Siempre me ha impresionado la lucha por la libertad de las personas que se han jugado la suya para conquistarla. Pero también, seguirles la pista una vez que han logrado la liberación política de sus países: ¿qué piensan, entonces, de esa libertad conquistada?

Alexander Solzhenitsyn dio a conocer al mundo el rostro infrahumano de los campos de trabajo soviéticos en su obra "Archipiélago Gulag" de 1973, en la que aparece su experiencia propia tras ocho años de internamiento por criticar a Stalin en una carta privada a un amigo. Aunque ya era famoso por ser Premio Nobel de Literatura, fue arrestado en su casa de Moscú tras la publicación de este libro, conducido a prisión y acusado de traición. Al final, no fue ejecutado, pero sí expulsado del país en 1974.

Viviendo ya en Suiza, en una entrevista de 1977 Solzhenitsyn deploraba la libertad destructiva e irresponsable de Occidente que conducía "al abismo de la decadencia humana". Y estas críticas le supusieron un trato muy duro por parte de muchos medios de comunicación, como lo narra Antonio Muñoz Molina en su libro "Todo lo que era sólido": "El trato público que la izquierda intelectual dio a Solzhenitsyn cuando vino a España recién expulsado de la Unión Soviética fue vergonzoso".

Para otro gran luchador, el checo Vaclav Havel, Occidente necesitaba una "revolución moral y existencial", pues, entre otros síntomas deletéreos, gran parte de sus ciudadanos "incluso habían renunciado a encontrar un sentido a su vida". De nuevo, como resumió Javier Tusel, la civilización de los países teóricamente libres le merecía "un juicio muy poco complaciente".

Pero algo similar ocurrió en los propios países liberados.
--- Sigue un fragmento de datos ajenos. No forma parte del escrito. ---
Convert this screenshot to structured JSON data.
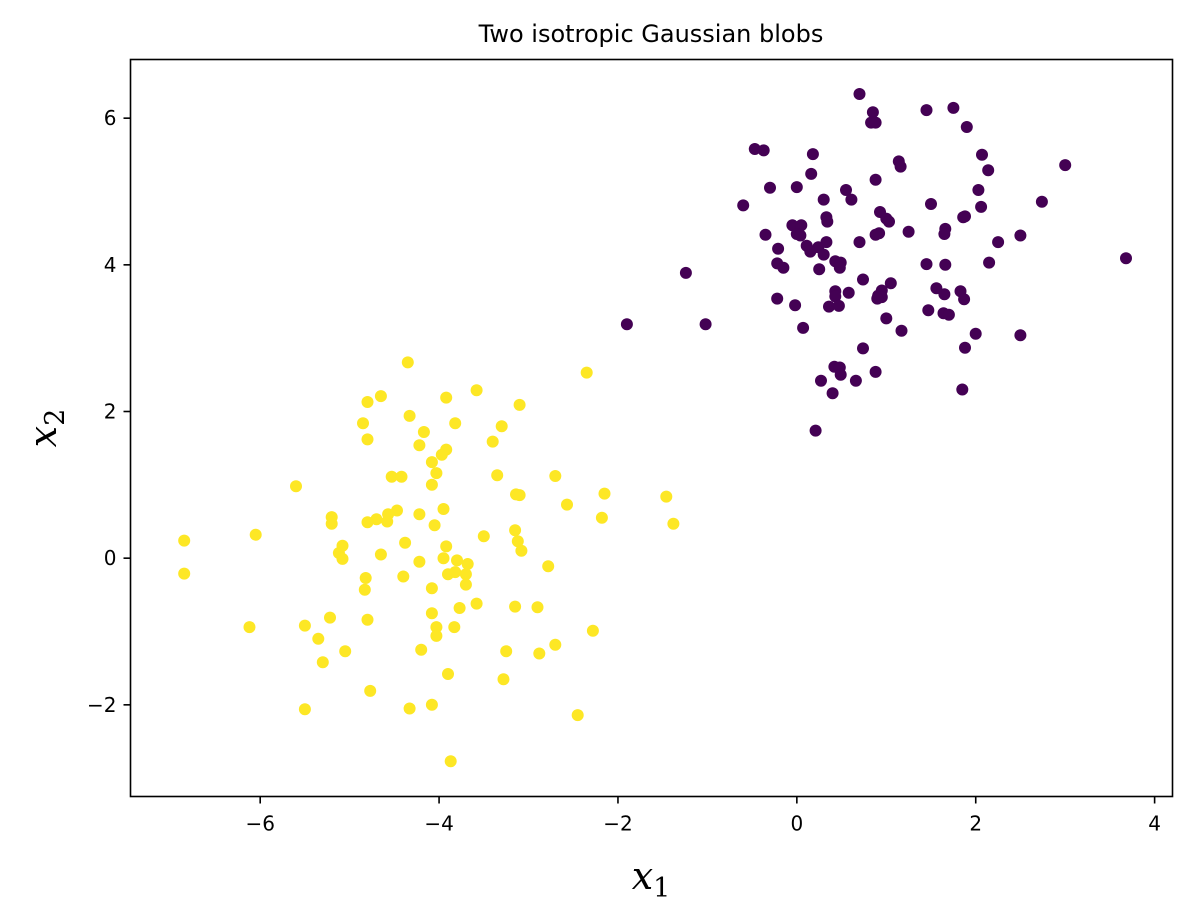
{
  "chart_data": {
    "type": "scatter",
    "title": "Two isotropic Gaussian blobs",
    "xlabel": {
      "main": "x",
      "sub": "1"
    },
    "ylabel": {
      "main": "x",
      "sub": "2"
    },
    "xlim": [
      -7.45,
      4.2
    ],
    "ylim": [
      -3.25,
      6.8
    ],
    "xticks": [
      -6,
      -4,
      -2,
      0,
      2,
      4
    ],
    "yticks": [
      -2,
      0,
      2,
      4,
      6
    ],
    "grid": false,
    "series": [
      {
        "color": "#440154",
        "points": [
          [
            0.7,
            6.33
          ],
          [
            1.75,
            6.14
          ],
          [
            1.45,
            6.11
          ],
          [
            0.85,
            6.08
          ],
          [
            0.83,
            5.94
          ],
          [
            0.88,
            5.94
          ],
          [
            1.9,
            5.88
          ],
          [
            -0.47,
            5.58
          ],
          [
            -0.37,
            5.56
          ],
          [
            0.18,
            5.51
          ],
          [
            2.07,
            5.5
          ],
          [
            1.14,
            5.41
          ],
          [
            3.0,
            5.36
          ],
          [
            1.16,
            5.34
          ],
          [
            2.14,
            5.29
          ],
          [
            0.16,
            5.24
          ],
          [
            0.88,
            5.16
          ],
          [
            -0.3,
            5.05
          ],
          [
            0.0,
            5.06
          ],
          [
            0.55,
            5.02
          ],
          [
            2.03,
            5.02
          ],
          [
            0.3,
            4.89
          ],
          [
            0.61,
            4.89
          ],
          [
            2.74,
            4.86
          ],
          [
            1.5,
            4.83
          ],
          [
            -0.6,
            4.81
          ],
          [
            2.06,
            4.79
          ],
          [
            0.93,
            4.72
          ],
          [
            0.33,
            4.65
          ],
          [
            1.0,
            4.63
          ],
          [
            1.86,
            4.65
          ],
          [
            1.88,
            4.66
          ],
          [
            0.34,
            4.59
          ],
          [
            1.03,
            4.59
          ],
          [
            -0.05,
            4.54
          ],
          [
            0.05,
            4.54
          ],
          [
            1.66,
            4.49
          ],
          [
            1.25,
            4.45
          ],
          [
            0.0,
            4.42
          ],
          [
            0.88,
            4.41
          ],
          [
            0.92,
            4.43
          ],
          [
            1.65,
            4.42
          ],
          [
            -0.35,
            4.41
          ],
          [
            2.5,
            4.4
          ],
          [
            0.04,
            4.4
          ],
          [
            0.33,
            4.31
          ],
          [
            0.7,
            4.31
          ],
          [
            2.25,
            4.31
          ],
          [
            0.11,
            4.26
          ],
          [
            0.24,
            4.24
          ],
          [
            -0.21,
            4.22
          ],
          [
            0.15,
            4.18
          ],
          [
            0.3,
            4.14
          ],
          [
            3.68,
            4.09
          ],
          [
            0.43,
            4.05
          ],
          [
            0.49,
            4.03
          ],
          [
            2.15,
            4.03
          ],
          [
            1.45,
            4.01
          ],
          [
            1.66,
            4.0
          ],
          [
            -0.22,
            4.02
          ],
          [
            -0.15,
            3.96
          ],
          [
            0.48,
            3.96
          ],
          [
            0.25,
            3.94
          ],
          [
            1.05,
            3.75
          ],
          [
            0.74,
            3.8
          ],
          [
            1.56,
            3.68
          ],
          [
            0.95,
            3.65
          ],
          [
            1.83,
            3.64
          ],
          [
            0.43,
            3.64
          ],
          [
            0.43,
            3.57
          ],
          [
            0.58,
            3.62
          ],
          [
            1.65,
            3.6
          ],
          [
            0.91,
            3.58
          ],
          [
            0.95,
            3.56
          ],
          [
            0.9,
            3.54
          ],
          [
            -0.22,
            3.54
          ],
          [
            1.87,
            3.53
          ],
          [
            0.36,
            3.43
          ],
          [
            0.47,
            3.44
          ],
          [
            -0.02,
            3.45
          ],
          [
            1.47,
            3.38
          ],
          [
            1.64,
            3.34
          ],
          [
            1.7,
            3.32
          ],
          [
            1.0,
            3.27
          ],
          [
            -1.9,
            3.19
          ],
          [
            -1.02,
            3.19
          ],
          [
            0.07,
            3.14
          ],
          [
            1.17,
            3.1
          ],
          [
            2.0,
            3.06
          ],
          [
            2.5,
            3.04
          ],
          [
            1.88,
            2.87
          ],
          [
            0.74,
            2.86
          ],
          [
            0.42,
            2.61
          ],
          [
            0.48,
            2.6
          ],
          [
            0.88,
            2.54
          ],
          [
            0.49,
            2.5
          ],
          [
            0.27,
            2.42
          ],
          [
            0.66,
            2.42
          ],
          [
            0.4,
            2.25
          ],
          [
            1.85,
            2.3
          ],
          [
            0.21,
            1.74
          ],
          [
            -1.24,
            3.89
          ]
        ]
      },
      {
        "color": "#fde725",
        "points": [
          [
            -4.35,
            2.67
          ],
          [
            -2.35,
            2.53
          ],
          [
            -3.58,
            2.29
          ],
          [
            -4.65,
            2.21
          ],
          [
            -3.92,
            2.19
          ],
          [
            -4.8,
            2.13
          ],
          [
            -3.1,
            2.09
          ],
          [
            -4.33,
            1.94
          ],
          [
            -4.85,
            1.84
          ],
          [
            -3.82,
            1.84
          ],
          [
            -3.3,
            1.8
          ],
          [
            -4.17,
            1.72
          ],
          [
            -4.8,
            1.62
          ],
          [
            -3.4,
            1.59
          ],
          [
            -4.22,
            1.54
          ],
          [
            -3.92,
            1.48
          ],
          [
            -3.97,
            1.41
          ],
          [
            -4.08,
            1.31
          ],
          [
            -4.03,
            1.16
          ],
          [
            -4.53,
            1.11
          ],
          [
            -4.42,
            1.11
          ],
          [
            -2.7,
            1.12
          ],
          [
            -3.35,
            1.13
          ],
          [
            -5.6,
            0.98
          ],
          [
            -4.08,
            1.0
          ],
          [
            -3.1,
            0.86
          ],
          [
            -3.14,
            0.87
          ],
          [
            -2.15,
            0.88
          ],
          [
            -1.46,
            0.84
          ],
          [
            -2.57,
            0.73
          ],
          [
            -3.95,
            0.67
          ],
          [
            -4.47,
            0.65
          ],
          [
            -4.57,
            0.6
          ],
          [
            -4.22,
            0.6
          ],
          [
            -5.2,
            0.56
          ],
          [
            -2.18,
            0.55
          ],
          [
            -4.7,
            0.53
          ],
          [
            -4.58,
            0.5
          ],
          [
            -4.8,
            0.49
          ],
          [
            -5.2,
            0.47
          ],
          [
            -1.38,
            0.47
          ],
          [
            -4.05,
            0.45
          ],
          [
            -3.15,
            0.38
          ],
          [
            -6.05,
            0.32
          ],
          [
            -3.5,
            0.3
          ],
          [
            -6.85,
            0.24
          ],
          [
            -3.12,
            0.23
          ],
          [
            -4.38,
            0.21
          ],
          [
            -5.08,
            0.17
          ],
          [
            -3.92,
            0.16
          ],
          [
            -3.08,
            0.1
          ],
          [
            -5.12,
            0.07
          ],
          [
            -4.65,
            0.05
          ],
          [
            -5.08,
            -0.01
          ],
          [
            -3.95,
            0.0
          ],
          [
            -3.8,
            -0.03
          ],
          [
            -4.22,
            -0.05
          ],
          [
            -3.68,
            -0.08
          ],
          [
            -2.78,
            -0.11
          ],
          [
            -3.82,
            -0.19
          ],
          [
            -3.7,
            -0.22
          ],
          [
            -6.85,
            -0.21
          ],
          [
            -3.9,
            -0.22
          ],
          [
            -4.4,
            -0.25
          ],
          [
            -4.82,
            -0.27
          ],
          [
            -3.7,
            -0.36
          ],
          [
            -4.08,
            -0.41
          ],
          [
            -4.83,
            -0.43
          ],
          [
            -3.58,
            -0.62
          ],
          [
            -3.15,
            -0.66
          ],
          [
            -2.9,
            -0.67
          ],
          [
            -3.77,
            -0.68
          ],
          [
            -4.08,
            -0.75
          ],
          [
            -5.22,
            -0.81
          ],
          [
            -4.8,
            -0.84
          ],
          [
            -5.5,
            -0.92
          ],
          [
            -6.12,
            -0.94
          ],
          [
            -4.03,
            -0.94
          ],
          [
            -3.83,
            -0.94
          ],
          [
            -2.28,
            -0.99
          ],
          [
            -4.03,
            -1.06
          ],
          [
            -5.35,
            -1.1
          ],
          [
            -2.7,
            -1.18
          ],
          [
            -4.2,
            -1.25
          ],
          [
            -5.05,
            -1.27
          ],
          [
            -3.25,
            -1.27
          ],
          [
            -2.88,
            -1.3
          ],
          [
            -5.3,
            -1.42
          ],
          [
            -3.9,
            -1.58
          ],
          [
            -3.28,
            -1.65
          ],
          [
            -4.77,
            -1.81
          ],
          [
            -4.08,
            -2.0
          ],
          [
            -5.5,
            -2.06
          ],
          [
            -4.33,
            -2.05
          ],
          [
            -2.45,
            -2.14
          ],
          [
            -3.87,
            -2.77
          ]
        ]
      }
    ]
  }
}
Refiere Ana Blandiana, una poeta emblemática de la literatura rumana, destacada luchadora contra el régimen de Ceaucescu, cuya poesía fue prohibida y sus libros retirados de las bibliotecas del país, que una vez derrocado el dictador, "en las condiciones de libertad posteriores a 1989, lo más difícil de aceptar y entender fue el hecho de que la libertad de la palabra disminuyó". ¿No les parece contradictorio?

Y es que la libertad interior es una conquista personal, y no depende solo de unas condiciones políticas externas: por eso hay que aprender a cuidarla, como tesoro valioso y delicado. Lo aclara bien el filósofo español Javier Gomá: "La lucha por la liberación individual reñida por el hombre occidental durante los últimos tres siglos no ha tenido como consecuencia todavía su emancipación moral".

Esta es la clave: distinguir entre libertad política, de una parte, y libertad interior o la libertad moral que emancipa. La primera resulta muy importante, y su batalla, en nuestra sociedad ha sido ganada. Su lenguaje es el de los derechos y deberes, y el de las libertades civiles. Además, está garantizada por el Derecho y las Instituciones políticas democráticas. Pero ganar esa libertad es solo un maravilloso punto de partida para poder conquistar la propia libertad interior, la cual se puede derrochar o, incluso, arruinar como denunciaron con valentía los intelectuales citados.

La libertad que se cuida posee otro idioma: la donación, la gratuidad, la entrega, el cumplimiento del deber, la amistad (también en las relaciones profesionales -"la amistad médica" refería Laín Entralgo para hablar de la relación médico-paciente-, por ejemplo), la aspiración a la excelencia ética, la actitud de colaboración, la escucha, la capacidad de rectificar o de recomenzar, la atención...

Cuando Antoine Saint Exupéry escribió "Vuelo nocturno", recibió una carta de Andre Gide: "Le estoy reconocido, sobre todo, por evidenciar esta verdad paradójica, que es, a mi parecer, de una importancia psicológica considerable: que el hombre no encuentra la felicidad en la libertad, sino en la aceptación de un deber. Cada uno de los personajes de este libro está total y ardientemente consagrado a lo que debe hacer, a esa tarea peligrosa en cuya realización encontrará -y solo en ella- el descanso de la felicidad". O sea, en el cuidado de la libertad.